We share some of the concerns raised by critics of ITR approaches about the potential opacity and inconsistent approaches proliferating in the market. This is why Fulcrum have joined the Portfolio Alignment Team of the Glasgow Financial Alliance for Net Zero (GFANZ), and the derivatives working group of the Institutional Investors Group on Climate Change (IIGCC), to help improve consistency and transparency in this space. In particular, we would caution against false precision in interpreting temperature numbers – any estimate of temperature rise by the end of the century (as is standard practice in such calculations) will be inescapably probabilistic, not least since it depends on actions not yet taken.

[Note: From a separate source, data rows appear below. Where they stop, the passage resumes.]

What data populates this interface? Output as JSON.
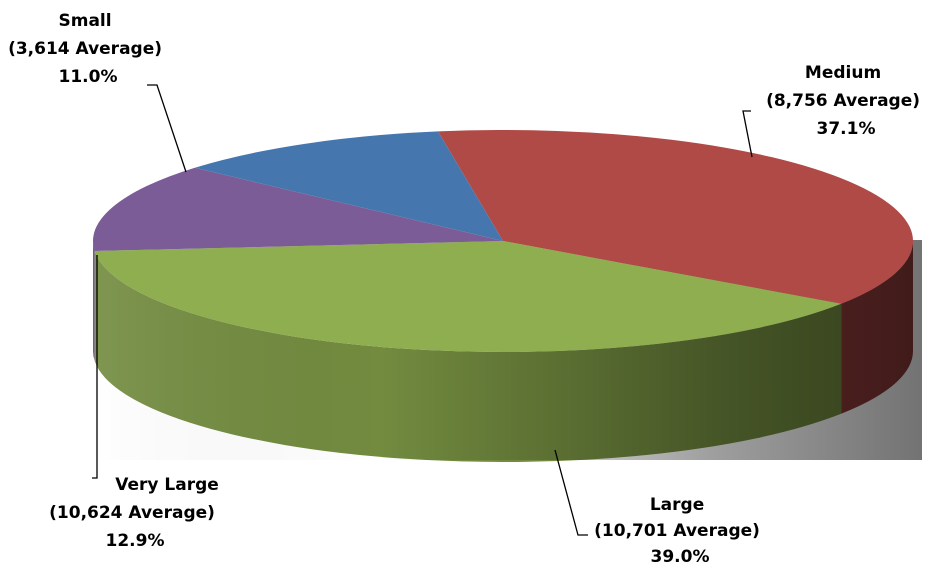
{
  "chart_data": {
    "type": "pie",
    "style": "3d",
    "legend": "none",
    "slices": [
      {
        "name": "Medium",
        "average_label": "(8,756 Average)",
        "percent_label": "37.1%",
        "value": 37.1,
        "color": "#B04A47"
      },
      {
        "name": "Large",
        "average_label": "(10,701 Average)",
        "percent_label": "39.0%",
        "value": 39.0,
        "color": "#8FAE4F"
      },
      {
        "name": "Very Large",
        "average_label": "(10,624 Average)",
        "percent_label": "12.9%",
        "value": 12.9,
        "color": "#7B5C96"
      },
      {
        "name": "Small",
        "average_label": "(3,614 Average)",
        "percent_label": "11.0%",
        "value": 11.0,
        "color": "#4576AE"
      }
    ]
  }
}
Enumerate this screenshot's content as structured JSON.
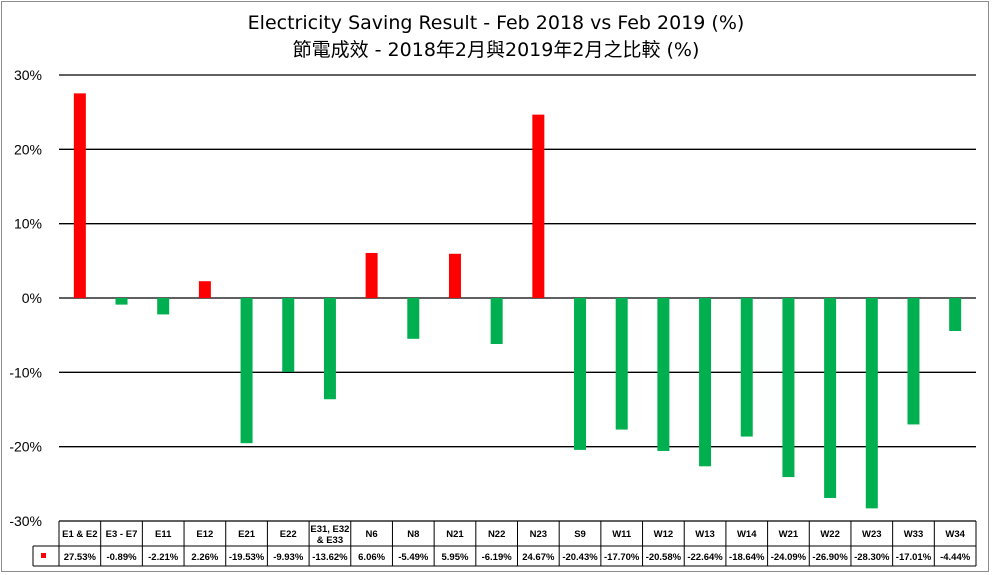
{
  "chart_data": {
    "type": "bar",
    "title": "Electricity Saving Result - Feb 2018 vs Feb 2019 (%)",
    "subtitle": "節電成效 - 2018年2月與2019年2月之比較 (%)",
    "ylim": [
      -30,
      30
    ],
    "yticks": [
      "30%",
      "20%",
      "10%",
      "0%",
      "-10%",
      "-20%",
      "-30%"
    ],
    "ytick_values": [
      30,
      20,
      10,
      0,
      -10,
      -20,
      -30
    ],
    "grid": true,
    "categories": [
      "E1 & E2",
      "E3 - E7",
      "E11",
      "E12",
      "E21",
      "E22",
      "E31, E32 & E33",
      "N6",
      "N8",
      "N21",
      "N22",
      "N23",
      "S9",
      "W11",
      "W12",
      "W13",
      "W14",
      "W21",
      "W22",
      "W23",
      "W33",
      "W34"
    ],
    "values": [
      27.53,
      -0.89,
      -2.21,
      2.26,
      -19.53,
      -9.93,
      -13.62,
      6.06,
      -5.49,
      5.95,
      -6.19,
      24.67,
      -20.43,
      -17.7,
      -20.58,
      -22.64,
      -18.64,
      -24.09,
      -26.9,
      -28.3,
      -17.01,
      -4.44
    ],
    "value_labels": [
      "27.53%",
      "-0.89%",
      "-2.21%",
      "2.26%",
      "-19.53%",
      "-9.93%",
      "-13.62%",
      "6.06%",
      "-5.49%",
      "5.95%",
      "-6.19%",
      "24.67%",
      "-20.43%",
      "-17.70%",
      "-20.58%",
      "-22.64%",
      "-18.64%",
      "-24.09%",
      "-26.90%",
      "-28.30%",
      "-17.01%",
      "-4.44%"
    ],
    "colors": {
      "positive": "#ff0000",
      "negative": "#00b050",
      "grid": "#000000",
      "legend_key": "#ff0000"
    },
    "data_table": true
  }
}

But the key climate challenge is the imperative of action in the presence of persistent uncertainty and puzzling non-linearities. Both the coronavirus and the conflict in Ukraine have reminded us that the trajectory of global emissions may yet surprise us, as both record falls and record rises in global emissions happened in two successive years. This makes separating the noise from the signals increasingly important. Which companies are truly taking steps to future-proof their business models, and which investment solutions are designed to reward them for it? The road to sustainability is long, and with few shortcuts. We believe a forward-looking approach can be a useful guide in this journey.